Eduardo torció el gesto, y se preparó para soltar otro sermón. Pero, un instante después, se desinfló de repente. Se dio cuenta de que se sentía ridículo.
Tras un momento de duda, respiró hondo.
—Está bien, está bien… tienes razón —reconoció, a regañadientes, y se volvió a su otro hermano—. Tiene razón, Carlos.
—¿Eh?
—Quizás me he pasado un poco… y estoy siendo demasiado insistente y no muy razonable. Toda esta discusión no debería haber llegado a tanto. Te pido disculpas.
Carlos pareció sorprendido por este súbito cambio de actitud. Sintiéndose de repente también un poco absurdo, envuelto en su toalla, desvió la vista.
—Grmpfff —farfulló—. Está bien. Yo también lo siento. Pero es que siempre me estás dando la lata, Eduardo.
—Lo sé, lo sé —protestó Eduardo—. Pero si lo hago es porque creo que hay cosas importantes que… escucha, Carlos, ni siquiera te digo que tengas que casarte a la fuerza con esa princesa… quiero decir, si resulta que es horrible y que va a amargarte la vida, pues no, pero… Solo te pido que le des una oportunidad. Ni siquiera la conoces todavía.

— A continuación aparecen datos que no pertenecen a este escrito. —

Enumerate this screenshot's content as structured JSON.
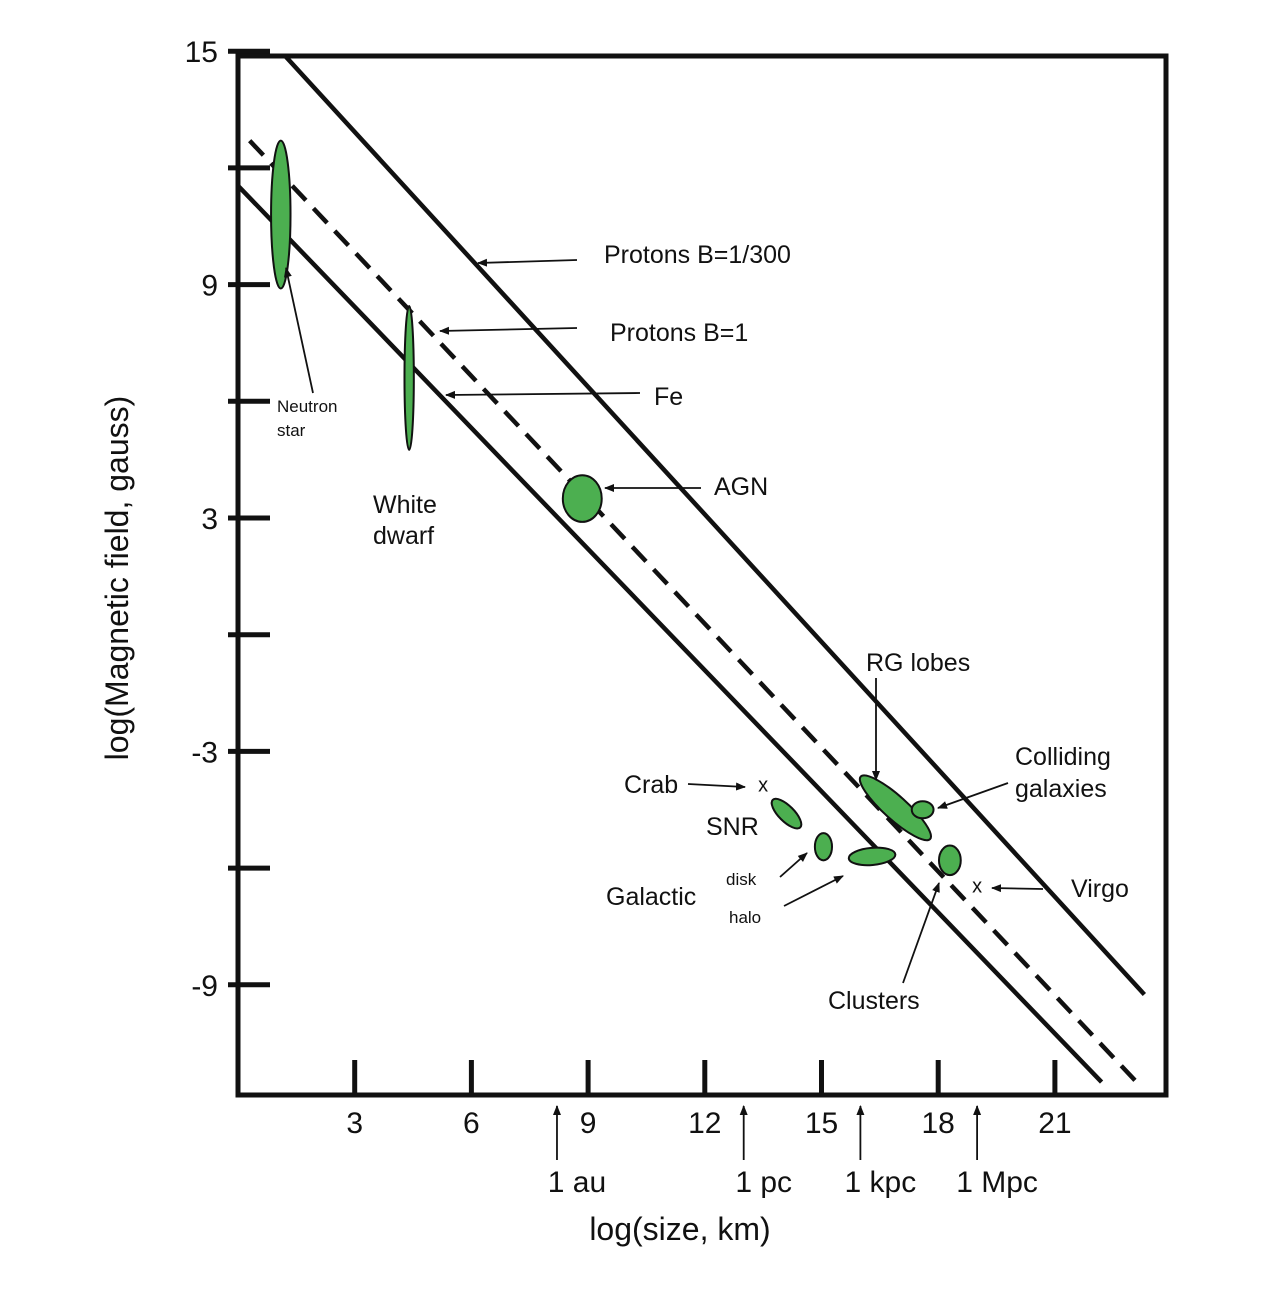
{
  "chart_data": {
    "type": "scatter",
    "title": "",
    "xlabel": "log(size, km)",
    "ylabel": "log(Magnetic field, gauss)",
    "xlim": [
      0,
      23.5
    ],
    "ylim": [
      -11.5,
      15
    ],
    "x_ticks": [
      3,
      6,
      9,
      12,
      15,
      18,
      21
    ],
    "y_ticks": [
      15,
      12,
      9,
      6,
      3,
      0,
      -3,
      -6,
      -9
    ],
    "y_tick_labels": [
      {
        "value": 15,
        "text": "15"
      },
      {
        "value": 9,
        "text": "9"
      },
      {
        "value": 3,
        "text": "3"
      },
      {
        "value": -3,
        "text": "-3"
      },
      {
        "value": -9,
        "text": "-9"
      }
    ],
    "size_scale": [
      {
        "label": "1 au",
        "x": 8.2
      },
      {
        "label": "1 pc",
        "x": 13.0
      },
      {
        "label": "1 kpc",
        "x": 16.0
      },
      {
        "label": "1 Mpc",
        "x": 19.0
      }
    ],
    "lines": [
      {
        "name": "Protons B=1/300",
        "style": "solid",
        "points": [
          [
            1.1,
            15
          ],
          [
            23.3,
            -9.25
          ]
        ]
      },
      {
        "name": "Protons B=1",
        "style": "dashed",
        "points": [
          [
            0.3,
            12.7
          ],
          [
            23.1,
            -11.5
          ]
        ]
      },
      {
        "name": "Fe",
        "style": "solid",
        "points": [
          [
            -0.2,
            11.75
          ],
          [
            22.2,
            -11.5
          ]
        ]
      }
    ],
    "objects": [
      {
        "name": "Neutron star",
        "x": 1.1,
        "y": 10.8,
        "dx": 0.25,
        "dy": 1.9,
        "angle": 0
      },
      {
        "name": "White dwarf",
        "x": 4.4,
        "y": 6.6,
        "dx": 0.12,
        "dy": 1.85,
        "angle": 0
      },
      {
        "name": "AGN",
        "x": 8.85,
        "y": 3.5,
        "dx": 0.5,
        "dy": 0.6,
        "angle": 0
      },
      {
        "name": "SNR",
        "x": 14.1,
        "y": -4.6,
        "dx": 0.5,
        "dy": 0.2,
        "angle": 45
      },
      {
        "name": "disk",
        "x": 15.05,
        "y": -5.45,
        "dx": 0.22,
        "dy": 0.35,
        "angle": 0
      },
      {
        "name": "halo",
        "x": 16.3,
        "y": -5.7,
        "dx": 0.6,
        "dy": 0.22,
        "angle": -5
      },
      {
        "name": "RG lobes",
        "x": 16.9,
        "y": -4.45,
        "dx": 1.2,
        "dy": 0.3,
        "angle": 42
      },
      {
        "name": "Colliding galaxies",
        "x": 17.6,
        "y": -4.5,
        "dx": 0.28,
        "dy": 0.22,
        "angle": 0
      },
      {
        "name": "Clusters",
        "x": 18.3,
        "y": -5.8,
        "dx": 0.28,
        "dy": 0.38,
        "angle": 0
      }
    ],
    "markers": [
      {
        "name": "Crab",
        "symbol": "x",
        "x": 13.5,
        "y": -3.85
      },
      {
        "name": "Virgo",
        "symbol": "x",
        "x": 19.0,
        "y": -6.45
      }
    ],
    "annotations": {
      "protons_300": "Protons B=1/300",
      "protons_1": "Protons  B=1",
      "fe": "Fe",
      "agn": "AGN",
      "neutron_1": "Neutron",
      "neutron_2": "star",
      "white_1": "White",
      "white_2": "dwarf",
      "rg": "RG lobes",
      "colliding_1": "Colliding",
      "colliding_2": "galaxies",
      "crab": "Crab",
      "snr": "SNR",
      "galactic": "Galactic",
      "disk": "disk",
      "halo": "halo",
      "virgo": "Virgo",
      "clusters": "Clusters"
    },
    "colors": {
      "fill": "#4caf50",
      "stroke": "#111111"
    },
    "grid": false,
    "legend": "none"
  }
}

Carlos maldijo por lo bajo.
—Todo esto no me hace ninguna gracia —rezongó.
—¿Y a quién se la hace? —Eduardo arrugó la nariz—. En serio, solo intenta darle una oportunidad, ¿de acuerdo? Eso no puede ser tan terrible. Y, de todas maneras, ella estará al llegar, así que la conocerás pronto quieras o no.
—No sé —dijo Carlos.
—Por favor.
—Está bien, lo intentaré —resopló su hermano.
Eduardo sintió que se quitaba un peso de encima.
—¿Ves, Ludovico? —gritó a través de la puerta—. Todo arreglado. Ya puedes salir.
Durante un momento no pasó nada; pero después la puerta se abrió, y Ludovico asomó tímidamente por ella.
—¿Vais a seguir gritando? —preguntó.
—No, no —suspiró Eduardo—. Se acabó la discusión. Palabra de honor.
Y, con todo esto, Ludovico no volvió a acordarse de la advertencia del antiguo comandante.